Chronique de la situation française, 12 février 2017.

Hogra à Bobigny.

Voici quelques années, quand le « gang des barbares » avait supplicié le jeune juif, parce que juif, Ilan Halimi, on pouvait observer que le modus operandi des criminels s’inspirait, consciemment ou inconsciemment, des horribles scènes d’Abou Graïb, prison nord-américaine en Irak.
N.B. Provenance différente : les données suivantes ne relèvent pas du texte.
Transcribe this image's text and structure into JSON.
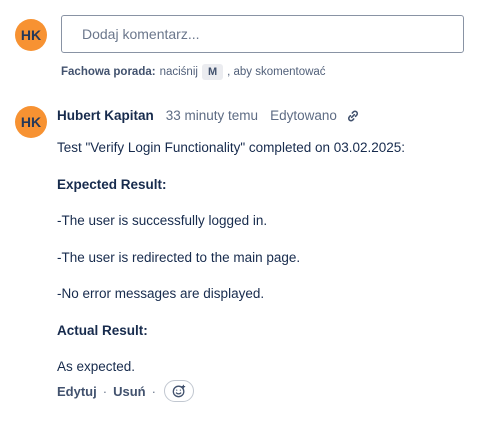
{
  "composer": {
    "avatar_initials": "HK",
    "placeholder": "Dodaj komentarz...",
    "tip_label": "Fachowa porada:",
    "tip_press": "naciśnij",
    "tip_key": "M",
    "tip_suffix": ", aby skomentować"
  },
  "comment": {
    "avatar_initials": "HK",
    "author": "Hubert Kapitan",
    "time": "33 minuty temu",
    "edited": "Edytowano",
    "lines": [
      "Test \"Verify Login Functionality\" completed on 03.02.2025:",
      "Expected Result:",
      "-The user is successfully logged in.",
      "-The user is redirected to the main page.",
      "-No error messages are displayed.",
      "Actual Result:",
      "As expected."
    ],
    "actions": {
      "edit": "Edytuj",
      "delete": "Usuń",
      "separator": "·"
    }
  },
  "colors": {
    "avatar_bg": "#f79232",
    "text_primary": "#172b4d",
    "text_secondary": "#5e6c84"
  },
  "icons": {
    "permalink": "link-icon",
    "reaction": "emoji-add-icon"
  }
}
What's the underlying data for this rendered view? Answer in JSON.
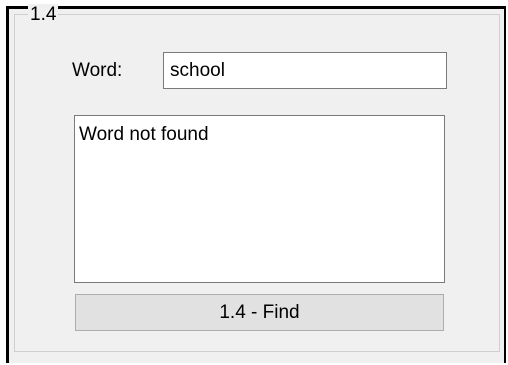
{
  "group": {
    "title": "1.4"
  },
  "word_field": {
    "label": "Word:",
    "value": "school"
  },
  "output": {
    "text": "Word not found"
  },
  "find_button": {
    "label": "1.4 - Find"
  }
}
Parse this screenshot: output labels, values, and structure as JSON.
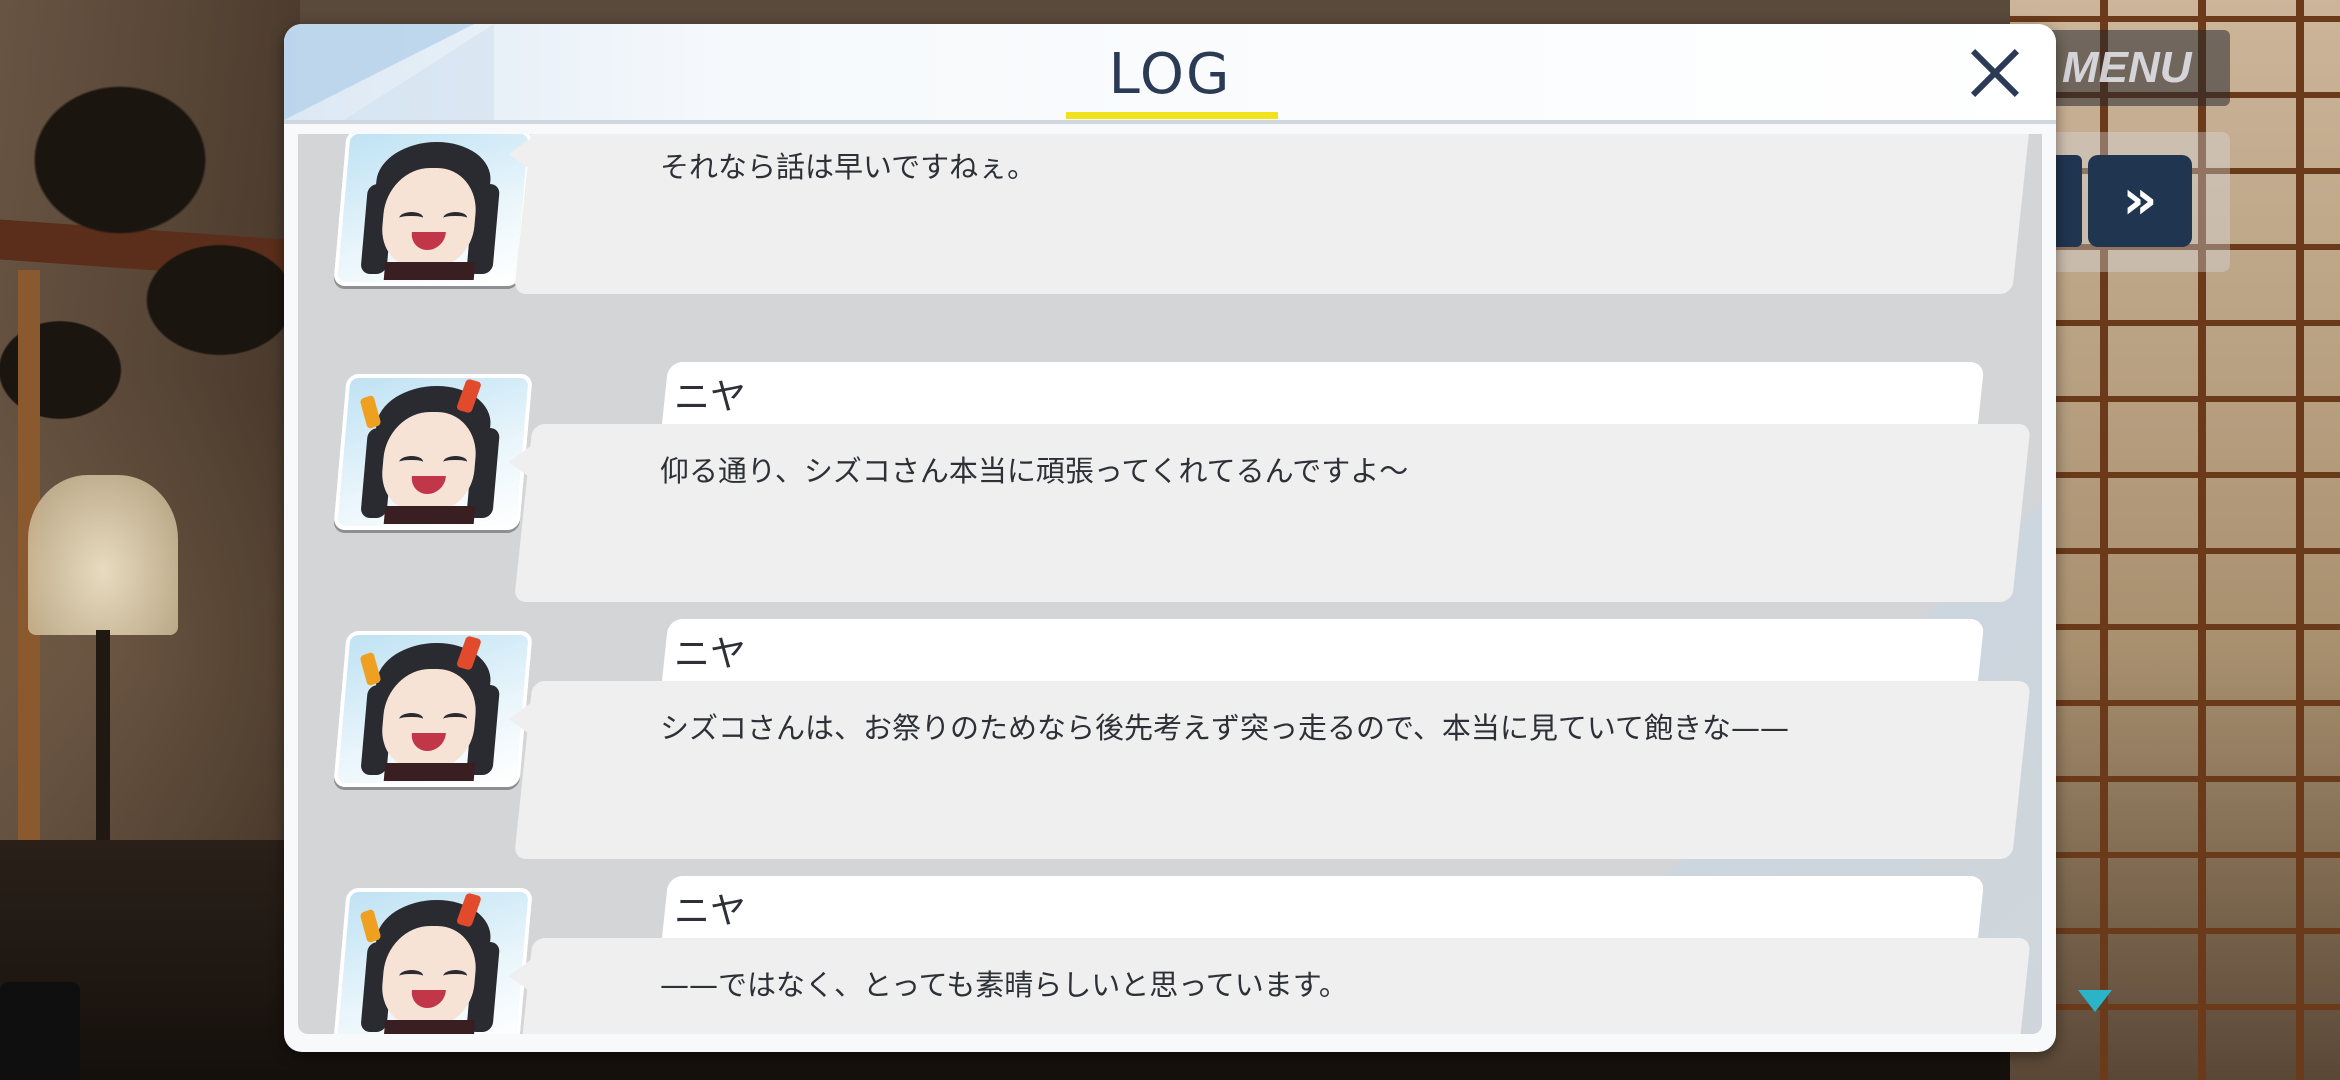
{
  "menu": {
    "label": "MENU"
  },
  "controls": {
    "skip_label": "»"
  },
  "log": {
    "title": "LOG",
    "accent_color": "#f1e21b",
    "close_icon": "close-icon",
    "entries": [
      {
        "speaker": "",
        "text": "それなら話は早いですねぇ。"
      },
      {
        "speaker": "ニヤ",
        "text": "仰る通り、シズコさん本当に頑張ってくれてるんですよ〜"
      },
      {
        "speaker": "ニヤ",
        "text": "シズコさんは、お祭りのためなら後先考えず突っ走るので、本当に見ていて飽きな——"
      },
      {
        "speaker": "ニヤ",
        "text": "——ではなく、とっても素晴らしいと思っています。"
      }
    ]
  },
  "scroll_indicator": {
    "icon": "triangle-down-icon",
    "color": "#2bb3c8"
  }
}
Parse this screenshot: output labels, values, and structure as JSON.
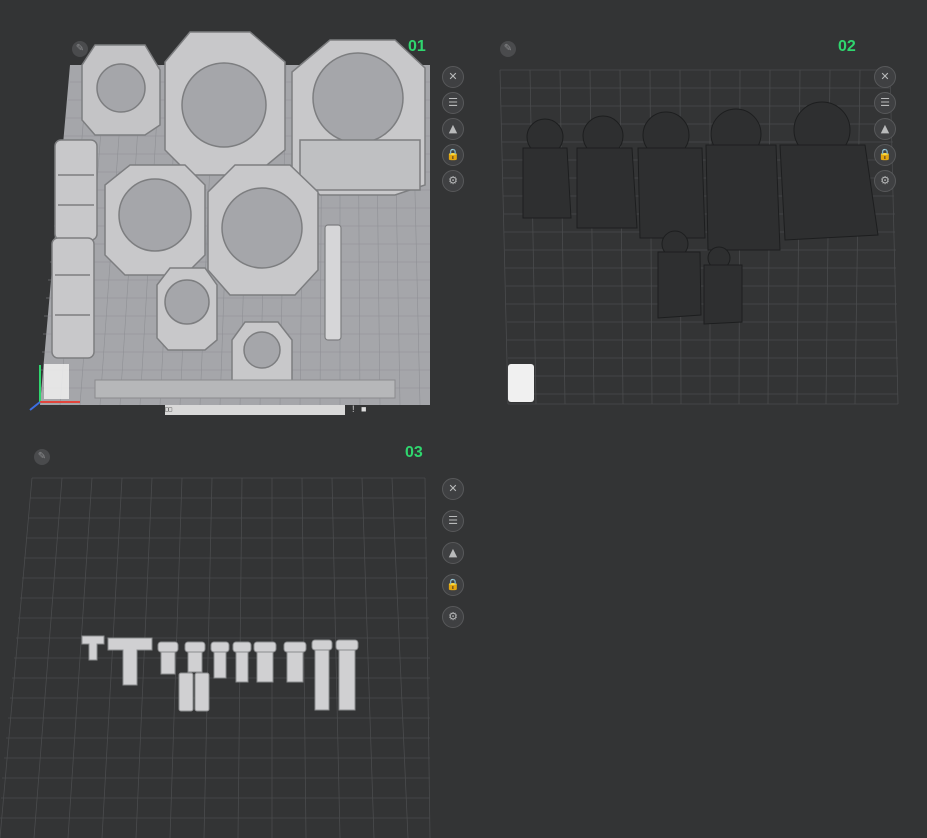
{
  "plates": [
    {
      "title": "01"
    },
    {
      "title": "02"
    },
    {
      "title": "03"
    }
  ],
  "side_buttons": [
    "close-icon",
    "list-icon",
    "auto-orient-icon",
    "lock-icon",
    "settings-icon"
  ],
  "status_bar": {
    "text": "",
    "icons": [
      "printer-icon",
      "warning-icon",
      "bottle-icon"
    ]
  },
  "colors": {
    "background": "#333435",
    "plate_title": "#2fd66e",
    "grey_parts": "#bdbdbd",
    "dark_parts": "#2e2f30"
  }
}
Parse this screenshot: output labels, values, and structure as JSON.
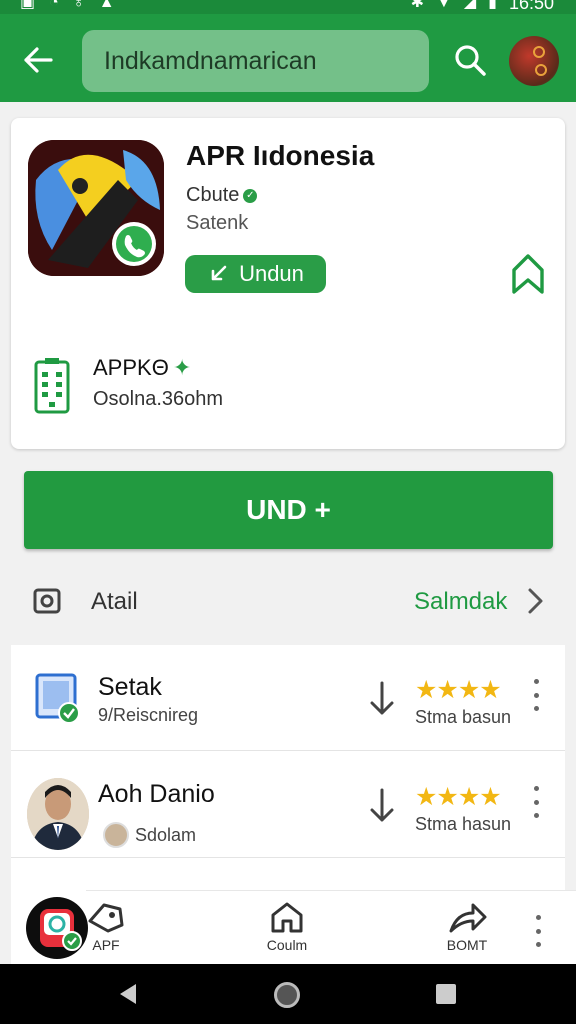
{
  "status_bar": {
    "time": "16:50"
  },
  "search": {
    "query": "Indkamdnamarican"
  },
  "app": {
    "title": "APR Iıdonesia",
    "developer": "Cbute",
    "category": "Satenk",
    "install_label": "Undun",
    "size_label": "APPKΘ",
    "size_value": "Osolna.36ohm"
  },
  "big_install": {
    "label": "UND +"
  },
  "section": {
    "title": "Atail",
    "link": "Salmdak"
  },
  "list": [
    {
      "title": "Setak",
      "subtitle": "9/Reiscnireg",
      "rating": "★★★★",
      "stat": "Stma basun"
    },
    {
      "title": "Aoh Danio",
      "subtitle": "Sdolam",
      "rating": "★★★★",
      "stat": "Stma hasun"
    }
  ],
  "bottom_nav": [
    {
      "label": "APF",
      "icon": "tag-icon"
    },
    {
      "label": "Coulm",
      "icon": "home-icon"
    },
    {
      "label": "BOMT",
      "icon": "share-icon"
    }
  ],
  "colors": {
    "primary": "#1f9a42",
    "accent_star": "#f2b713"
  }
}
Le viol du jeune Théo par un policier, pire moment d’une ratonnade par elle-même criminelle, peut de la même façon être rapproché des procédés employés par les nervis policiers et leurs complices de la pègre dans toutes les dictatures du monde arabe ainsi qu’en Iran. Pour dire les choses telles qu’elles sont, sodomiser avec une matraque (et, pour les filles, « vérifier leur virginité » à la façon des flics égyptiens) constitue l’acte de pouvoir essentiel des hommes des « services », ceux contre lesquels les révolutions démocratiques ont commencé dans les pays arabes, ceux contre lesquels le peuple des zones libérées par la révolution de 2011 en Syrie qui résistent encore manifestent toujours. Un terme englobe ces pratiques avec la corruption et l’indignité des nervis de l’appareil d’État : la Hogra, celle avec laquelle les jeunes, les moins jeunes, les femmes et les hommes veulent en finir.

Dans le cas de ce qui s’est passé en France, l’apparition d’une telle pratique de la part d’agents armés de l’État relève en outre, de toute évidence, du racisme et de la domination raciste.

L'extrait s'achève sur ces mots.